Da dicembre 2021 Murrain porta avanti Hombre al cuidado dove gli uomini sperimentano delle attività che, secondo la società patriarcale, sono solitamente destinate a essere svolte dalle donne: ci sono sia esercizi più pratici come fare le pulizie e cambiare i pannolini, ma anche altri più emotivi, per imparare a riconoscere ed esprimere le emozioni, che nel pratico poi sono utili per rapportarsi diversamente in famiglia. Come dice Murrain in un’intervista per il giornale Der Spiegel, questo genere di attività sono un grande – e difficile – esercizio per «riflettere sulla loro mascolinità».

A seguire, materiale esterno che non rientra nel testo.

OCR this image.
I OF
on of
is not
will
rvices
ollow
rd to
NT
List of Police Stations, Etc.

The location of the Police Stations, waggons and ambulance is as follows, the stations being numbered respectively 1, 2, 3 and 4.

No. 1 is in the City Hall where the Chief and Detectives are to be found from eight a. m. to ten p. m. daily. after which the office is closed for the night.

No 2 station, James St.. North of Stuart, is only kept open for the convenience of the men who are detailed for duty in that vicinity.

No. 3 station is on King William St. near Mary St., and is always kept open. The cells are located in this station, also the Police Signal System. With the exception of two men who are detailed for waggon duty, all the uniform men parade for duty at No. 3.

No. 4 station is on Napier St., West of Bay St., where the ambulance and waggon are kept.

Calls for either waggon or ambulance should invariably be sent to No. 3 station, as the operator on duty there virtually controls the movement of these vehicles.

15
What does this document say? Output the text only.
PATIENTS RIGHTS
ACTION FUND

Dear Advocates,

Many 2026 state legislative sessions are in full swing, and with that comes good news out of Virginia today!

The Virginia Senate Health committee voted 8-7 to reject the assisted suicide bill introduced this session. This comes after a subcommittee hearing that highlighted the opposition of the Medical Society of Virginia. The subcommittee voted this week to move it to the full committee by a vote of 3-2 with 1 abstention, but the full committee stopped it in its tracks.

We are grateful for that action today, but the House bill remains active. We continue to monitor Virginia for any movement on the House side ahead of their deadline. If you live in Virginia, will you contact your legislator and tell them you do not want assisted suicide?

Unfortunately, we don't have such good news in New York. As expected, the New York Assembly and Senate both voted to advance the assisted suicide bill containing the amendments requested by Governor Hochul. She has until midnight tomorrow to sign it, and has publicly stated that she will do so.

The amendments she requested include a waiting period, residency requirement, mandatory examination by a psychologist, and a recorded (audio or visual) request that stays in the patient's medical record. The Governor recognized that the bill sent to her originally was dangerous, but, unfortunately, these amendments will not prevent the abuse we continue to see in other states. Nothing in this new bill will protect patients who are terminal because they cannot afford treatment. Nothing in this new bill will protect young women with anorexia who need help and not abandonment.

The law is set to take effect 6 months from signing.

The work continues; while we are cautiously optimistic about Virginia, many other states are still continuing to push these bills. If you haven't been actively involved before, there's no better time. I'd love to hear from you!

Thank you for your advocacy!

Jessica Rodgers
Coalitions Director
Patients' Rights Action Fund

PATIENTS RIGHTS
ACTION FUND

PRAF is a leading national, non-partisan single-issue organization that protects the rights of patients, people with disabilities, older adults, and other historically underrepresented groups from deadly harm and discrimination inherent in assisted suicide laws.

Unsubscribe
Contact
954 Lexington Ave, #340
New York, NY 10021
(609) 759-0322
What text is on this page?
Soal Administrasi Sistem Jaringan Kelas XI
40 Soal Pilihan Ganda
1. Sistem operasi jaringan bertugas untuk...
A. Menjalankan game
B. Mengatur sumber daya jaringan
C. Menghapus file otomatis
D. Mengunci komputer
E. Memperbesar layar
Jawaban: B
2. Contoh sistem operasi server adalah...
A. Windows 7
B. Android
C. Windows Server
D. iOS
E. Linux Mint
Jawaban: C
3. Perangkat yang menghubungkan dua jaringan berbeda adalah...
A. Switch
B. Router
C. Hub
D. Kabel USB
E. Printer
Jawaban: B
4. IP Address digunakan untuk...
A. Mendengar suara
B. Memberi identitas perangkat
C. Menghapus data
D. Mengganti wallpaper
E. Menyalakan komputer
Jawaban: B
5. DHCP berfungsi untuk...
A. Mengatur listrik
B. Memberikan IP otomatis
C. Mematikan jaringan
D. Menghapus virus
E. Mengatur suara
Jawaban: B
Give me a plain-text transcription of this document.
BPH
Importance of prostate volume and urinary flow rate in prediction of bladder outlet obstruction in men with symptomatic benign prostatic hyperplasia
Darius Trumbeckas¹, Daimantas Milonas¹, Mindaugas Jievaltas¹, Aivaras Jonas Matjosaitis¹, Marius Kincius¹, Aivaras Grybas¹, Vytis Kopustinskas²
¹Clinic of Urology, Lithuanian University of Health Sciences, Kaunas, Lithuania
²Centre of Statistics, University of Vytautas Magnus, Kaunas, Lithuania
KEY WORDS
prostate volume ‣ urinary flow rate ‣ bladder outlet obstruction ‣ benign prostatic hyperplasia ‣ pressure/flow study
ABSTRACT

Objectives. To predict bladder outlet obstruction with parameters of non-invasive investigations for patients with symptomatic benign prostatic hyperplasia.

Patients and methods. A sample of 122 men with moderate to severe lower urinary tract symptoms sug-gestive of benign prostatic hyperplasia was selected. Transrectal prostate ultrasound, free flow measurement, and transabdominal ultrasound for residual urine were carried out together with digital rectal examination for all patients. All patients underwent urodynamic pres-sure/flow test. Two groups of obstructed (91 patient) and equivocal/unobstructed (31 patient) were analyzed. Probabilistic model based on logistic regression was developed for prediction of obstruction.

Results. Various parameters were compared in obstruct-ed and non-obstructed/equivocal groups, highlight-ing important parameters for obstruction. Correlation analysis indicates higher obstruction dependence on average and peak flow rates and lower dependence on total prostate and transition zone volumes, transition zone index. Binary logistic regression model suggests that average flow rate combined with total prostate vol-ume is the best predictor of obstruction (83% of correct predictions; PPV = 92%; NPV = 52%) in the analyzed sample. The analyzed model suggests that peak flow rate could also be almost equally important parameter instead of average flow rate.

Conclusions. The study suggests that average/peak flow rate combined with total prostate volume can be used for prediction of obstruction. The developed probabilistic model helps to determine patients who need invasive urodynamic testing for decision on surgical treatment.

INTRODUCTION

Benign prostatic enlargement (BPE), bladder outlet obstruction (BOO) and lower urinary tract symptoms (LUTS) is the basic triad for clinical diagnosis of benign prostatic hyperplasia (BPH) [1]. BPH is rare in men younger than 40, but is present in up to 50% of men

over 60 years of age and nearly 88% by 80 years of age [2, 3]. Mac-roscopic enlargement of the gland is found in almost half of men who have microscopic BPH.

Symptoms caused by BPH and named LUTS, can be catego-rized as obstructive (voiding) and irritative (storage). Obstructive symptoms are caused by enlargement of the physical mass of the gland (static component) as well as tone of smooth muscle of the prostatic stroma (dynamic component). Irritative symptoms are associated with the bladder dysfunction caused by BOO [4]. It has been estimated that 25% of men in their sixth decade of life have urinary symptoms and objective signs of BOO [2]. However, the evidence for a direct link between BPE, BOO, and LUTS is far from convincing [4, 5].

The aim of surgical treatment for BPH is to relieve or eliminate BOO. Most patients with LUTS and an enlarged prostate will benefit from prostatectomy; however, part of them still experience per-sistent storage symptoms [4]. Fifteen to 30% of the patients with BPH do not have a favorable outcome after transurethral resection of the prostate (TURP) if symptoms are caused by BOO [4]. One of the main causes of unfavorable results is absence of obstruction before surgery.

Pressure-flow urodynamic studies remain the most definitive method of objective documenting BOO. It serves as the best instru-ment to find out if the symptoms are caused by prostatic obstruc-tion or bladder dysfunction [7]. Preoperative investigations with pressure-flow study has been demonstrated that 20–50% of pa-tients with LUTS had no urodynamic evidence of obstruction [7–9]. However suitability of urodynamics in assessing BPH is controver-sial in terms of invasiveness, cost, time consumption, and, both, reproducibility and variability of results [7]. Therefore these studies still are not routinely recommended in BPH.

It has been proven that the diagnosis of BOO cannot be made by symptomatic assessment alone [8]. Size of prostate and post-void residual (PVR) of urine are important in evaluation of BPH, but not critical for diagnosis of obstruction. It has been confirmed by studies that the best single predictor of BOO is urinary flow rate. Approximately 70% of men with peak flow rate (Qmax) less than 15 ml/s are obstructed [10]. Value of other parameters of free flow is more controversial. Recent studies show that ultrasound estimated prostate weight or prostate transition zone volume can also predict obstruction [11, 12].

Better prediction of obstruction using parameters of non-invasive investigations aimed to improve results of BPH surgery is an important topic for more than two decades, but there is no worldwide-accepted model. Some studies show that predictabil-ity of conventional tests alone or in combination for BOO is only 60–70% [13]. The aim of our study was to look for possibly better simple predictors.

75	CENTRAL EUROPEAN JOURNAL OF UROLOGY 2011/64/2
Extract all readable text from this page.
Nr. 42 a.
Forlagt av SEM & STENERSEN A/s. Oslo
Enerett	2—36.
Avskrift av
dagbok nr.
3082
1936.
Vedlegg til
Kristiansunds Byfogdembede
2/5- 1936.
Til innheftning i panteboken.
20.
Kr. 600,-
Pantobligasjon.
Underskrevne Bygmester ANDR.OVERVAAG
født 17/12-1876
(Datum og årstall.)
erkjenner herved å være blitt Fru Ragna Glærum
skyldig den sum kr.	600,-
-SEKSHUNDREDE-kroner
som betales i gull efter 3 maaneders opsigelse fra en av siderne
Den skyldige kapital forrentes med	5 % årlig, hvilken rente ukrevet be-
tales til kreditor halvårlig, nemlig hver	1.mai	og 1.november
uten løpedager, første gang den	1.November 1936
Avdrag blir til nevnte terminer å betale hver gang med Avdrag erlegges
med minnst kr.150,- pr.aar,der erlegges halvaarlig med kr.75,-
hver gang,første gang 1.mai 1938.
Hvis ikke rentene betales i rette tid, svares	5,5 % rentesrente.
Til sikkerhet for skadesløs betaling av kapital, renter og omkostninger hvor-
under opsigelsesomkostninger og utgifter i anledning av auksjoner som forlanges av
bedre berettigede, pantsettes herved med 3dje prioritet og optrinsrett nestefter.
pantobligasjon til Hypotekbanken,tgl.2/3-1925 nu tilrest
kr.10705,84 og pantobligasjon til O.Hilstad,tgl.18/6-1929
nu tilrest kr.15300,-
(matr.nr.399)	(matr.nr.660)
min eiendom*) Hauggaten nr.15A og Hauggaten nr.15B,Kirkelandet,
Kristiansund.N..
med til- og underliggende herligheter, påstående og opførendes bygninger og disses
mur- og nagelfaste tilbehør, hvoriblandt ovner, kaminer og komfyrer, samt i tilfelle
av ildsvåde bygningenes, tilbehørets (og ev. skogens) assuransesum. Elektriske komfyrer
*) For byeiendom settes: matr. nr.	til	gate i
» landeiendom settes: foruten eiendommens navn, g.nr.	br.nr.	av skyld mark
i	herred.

I volontari di Hombre al cuidado propongono le attività in luoghi a maggioranza maschile, in ambienti anche molto complessi come il Cárcere distrital di Bogotá, dove spesso i detenuti scontano pene legate alla violenza sessuale inflitta sulle loro compagne. In carcere vengono proposti esercizi apparentemente semplici, come disegnare donne incinte o vestire una bambola con della stoffa, ma per un uomo che nella vita reale ha inflitto dolore alla propria compagna, magari quando questa aspettava un figlio o una figlia, disegnare una donna è molto significativo; vestire una bambola che può rappresentare la figlia che hanno picchiato, è emotivamente suggestivo. Le attività proposte permettono agli uomini di esternare sentimenti e ricordi che la società machista non ha mai permesso loro di esprimere liberamente: non avere gli strumenti per controllare le emozioni porta spesso a esteriorizzare queste con la violenza. Hombre al cuidado propone anche dei giochi di ruolo: per esempio, racconta Murrain, un carcerato ha recitato il personaggio di una figlia quindicenne che rivela ai genitori di essere incinta. La sfida è quella di osservare come gli altri spettatori reagiscono alla notizia e riflettere su come avrebbero reagito in una situazione reale, soffermarsi su quali sentimenti avrebbero provato e quali represso, e perché.

Molti degli uomini intervistati negli anni da Murrain hanno raccontato di avere un ricordo negativo del proprio padre, insensibile e distaccato, da cui però involontariamente hanno preso esempio nella vita adulta, una volta ritrovatisi nella medesima situazione. Molti di loro non ricordano di aver mai giocato con il padre. Murrain invece ricorda il suo diversamente, addirittura si dimostravano il proprio affetto dicendoselo a voce, tanto che per questo Murrain veniva preso in giro. Forse allora il progetto a cui mira Murrain è questo, creare una società aperta e consapevole di quello che prova, dove le persone possano sentirsi libere di dimostrare affetto all’altro, capaci di dare un nome ai sentimenti.